Re: Enabling peer to peer device transactions for PCIe devices

From: Logan Gunthorpe
Date: Thu Nov 24 2016 - 13:11:45 EST

On 24/11/16 09:42 AM, Jason Gunthorpe wrote:
> There are three cases to worry about:
> - Coherent long lived page table mirroring (RDMA ODP MR)
> - Non-coherent long lived page table mirroring (RDMA MR)
> - Short lived DMA mapping (everything else)
> Like you say below we have to handle short lived in the usual way, and
> that covers basically every device except IB MRs, including the
> command queue on a NVMe drive.

Yes, this makes sense to me. Though I thought regular IB MRs with
regular memory currently pinned the pages (despite being long lived)
that's why we can run up against the "max locked memory" limit. It
doesn't seem so terrible if GPU memory had a similar restriction until
ODP like solutions get implemented.

>> Yeah, we've had RDMA and O_DIRECT transfers to PCIe backed ZONE_DEVICE
>> memory working for some time. I'd say it's a good fit. The main question
>> we've had is how to expose PCIe bars to userspace to be used as MRs and
>> such.

> Is there any progress on that?

Well, I guess there's some consensus building to do. The existing
options are:

* Device DAX: which could work but the problem I see with it is that it
only allows one application to do these transfers. Or there would have
to be some user-space coordination to figure which application gets what

* Regular DAX in the FS doesn't work at this time because the FS can
move the file you think your transfer to out from under you. Though I
understand there's been some work with XFS to solve that issue.

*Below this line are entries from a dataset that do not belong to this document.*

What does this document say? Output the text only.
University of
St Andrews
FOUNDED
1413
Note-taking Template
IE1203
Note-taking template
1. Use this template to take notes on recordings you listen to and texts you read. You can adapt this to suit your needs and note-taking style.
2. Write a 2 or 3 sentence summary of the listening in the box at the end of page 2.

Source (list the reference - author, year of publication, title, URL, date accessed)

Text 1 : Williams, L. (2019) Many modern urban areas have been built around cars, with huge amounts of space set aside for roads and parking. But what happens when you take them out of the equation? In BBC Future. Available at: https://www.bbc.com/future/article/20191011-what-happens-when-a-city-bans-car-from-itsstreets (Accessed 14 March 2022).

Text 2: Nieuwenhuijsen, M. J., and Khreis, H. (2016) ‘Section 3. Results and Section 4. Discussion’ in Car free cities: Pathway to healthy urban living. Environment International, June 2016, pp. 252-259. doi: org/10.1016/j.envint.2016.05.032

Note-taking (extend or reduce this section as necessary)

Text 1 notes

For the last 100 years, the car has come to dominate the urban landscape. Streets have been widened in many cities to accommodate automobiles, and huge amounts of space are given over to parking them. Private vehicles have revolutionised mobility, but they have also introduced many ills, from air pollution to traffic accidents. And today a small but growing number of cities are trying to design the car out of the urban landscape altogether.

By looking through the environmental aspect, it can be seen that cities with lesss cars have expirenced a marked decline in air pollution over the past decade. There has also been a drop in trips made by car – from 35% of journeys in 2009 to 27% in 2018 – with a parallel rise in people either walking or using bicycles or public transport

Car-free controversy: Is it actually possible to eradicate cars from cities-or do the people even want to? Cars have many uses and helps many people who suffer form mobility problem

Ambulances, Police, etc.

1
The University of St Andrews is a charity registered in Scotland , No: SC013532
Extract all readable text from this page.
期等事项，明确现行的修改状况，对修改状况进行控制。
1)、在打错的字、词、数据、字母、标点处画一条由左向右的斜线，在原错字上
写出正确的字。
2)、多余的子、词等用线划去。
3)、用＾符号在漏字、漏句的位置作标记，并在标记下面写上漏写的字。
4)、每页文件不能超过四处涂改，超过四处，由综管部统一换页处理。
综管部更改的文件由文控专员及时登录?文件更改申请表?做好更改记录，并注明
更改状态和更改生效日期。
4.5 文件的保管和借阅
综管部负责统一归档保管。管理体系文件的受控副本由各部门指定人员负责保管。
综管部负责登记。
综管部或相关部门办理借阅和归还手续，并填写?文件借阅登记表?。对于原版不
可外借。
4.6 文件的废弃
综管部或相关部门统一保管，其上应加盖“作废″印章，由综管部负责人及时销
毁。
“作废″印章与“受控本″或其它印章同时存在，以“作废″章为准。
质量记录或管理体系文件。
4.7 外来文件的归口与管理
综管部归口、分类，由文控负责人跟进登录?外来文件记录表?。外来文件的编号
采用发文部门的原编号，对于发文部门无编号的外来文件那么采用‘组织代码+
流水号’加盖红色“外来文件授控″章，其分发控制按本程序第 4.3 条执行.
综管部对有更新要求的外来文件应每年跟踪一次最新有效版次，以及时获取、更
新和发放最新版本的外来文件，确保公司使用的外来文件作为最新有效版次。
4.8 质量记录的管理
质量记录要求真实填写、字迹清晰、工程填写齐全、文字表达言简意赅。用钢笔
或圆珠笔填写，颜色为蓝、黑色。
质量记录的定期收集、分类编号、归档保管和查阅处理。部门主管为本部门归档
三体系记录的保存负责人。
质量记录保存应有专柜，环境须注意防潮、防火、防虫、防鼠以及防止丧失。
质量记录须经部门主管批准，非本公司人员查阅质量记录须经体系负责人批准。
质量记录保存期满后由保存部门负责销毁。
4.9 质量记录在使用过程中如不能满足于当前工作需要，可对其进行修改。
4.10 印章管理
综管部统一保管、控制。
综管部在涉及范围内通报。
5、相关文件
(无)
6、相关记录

Though, we've been considering that the backed memory would be
non-volatile which adds some of this complexity. If the memory were
volatile the kernel would just need to do some relatively straight
forward allocation to user-space when asked. For example, with NVMe, the
kernel could give chunks of the CMB buffer to userspace via an mmap call
to /dev/nvmeX. Though I think there's been some push back against things
like that as well.

> I still don't quite get what iopmem was about.. I thought the
> objection to uncachable ZONE_DEVICE & DAX made sense, so running DAX
> over iopmem and still ending up with uncacheable mmaps still seems
> like a non-starter to me...

The latest incarnation of iopmem simply created a block device backed by
ZONE_DEVICE memory on a PCIe BAR. We then put a DAX FS on it and
user-space could mmap the files and send them to other devices to do P2P

I don't think there was a hard objection to uncachable ZONE_DEVICE and
DAX. We did try our experimental hardware with cached ZONE_DEVICE and it
did work but the performance was beyond unusable (which may be a
hardware issue). In the end I feel the driver would have to decide the
most appropriate caching for the hardware and I don't understand why WC
or UC wouldn't work with ZONE_DEVICE.